Our family loves road trips and part of that love is the time it gives us to listen to audio books. On move from Camas, WA to Greensboro, NC we took ten days to drive listen through Lemony Snickett’s “
Series of Unfortunate Events” corpus. That has in turn become a kind of canon for our family.
This time, on our drive to and from Ocracoke Island, we listened through books two and three of the
Hunger Games. Which will make you think a lot about empire, power, and revolution, if that is your thing.

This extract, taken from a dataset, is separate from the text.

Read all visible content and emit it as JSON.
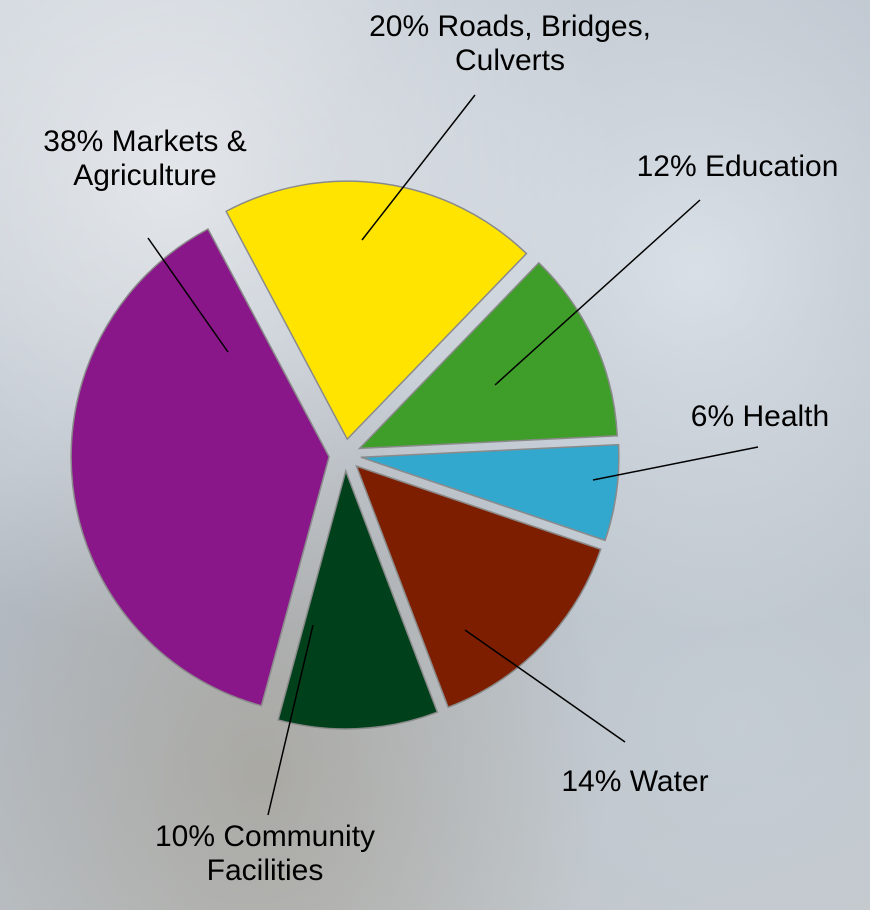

In one scene in Catching Fire (Book 2), Gale, one of the protagonists and best friend of Katniss, is being whipped in the town square by the head “peacekeeper” Thread. It is a brutal scene that I won’t recount here, but it brings Gale within inches of his life. The part that struck me this time around is when Katniss looks back on that day and notices that, “Yesterday, the square emptied so quickly after Gale’s whipping.” There was a town gathered around, watching this unjust beating of Gale, and it is only Katniss (a victor of the Hunger Games so she has relatively more positional power) who steps in initially to try and stop the beating. As soon as Thread is convinced to stop the beating people flee, rather than come to Gale’s aid or see how they could help. Fear overrides compassion. Only Katniss and a couple others were willing to get into “good trouble” which saved the life of Gale. Why? What causes some to respond one way, and others to turn away?
The query for the week:
What are the obstacles (whether legitimate or not) to a compassionate response to another human being?
Thank you for reading, and I hope you will find ways to get into good trouble this week in honor of John Lewis.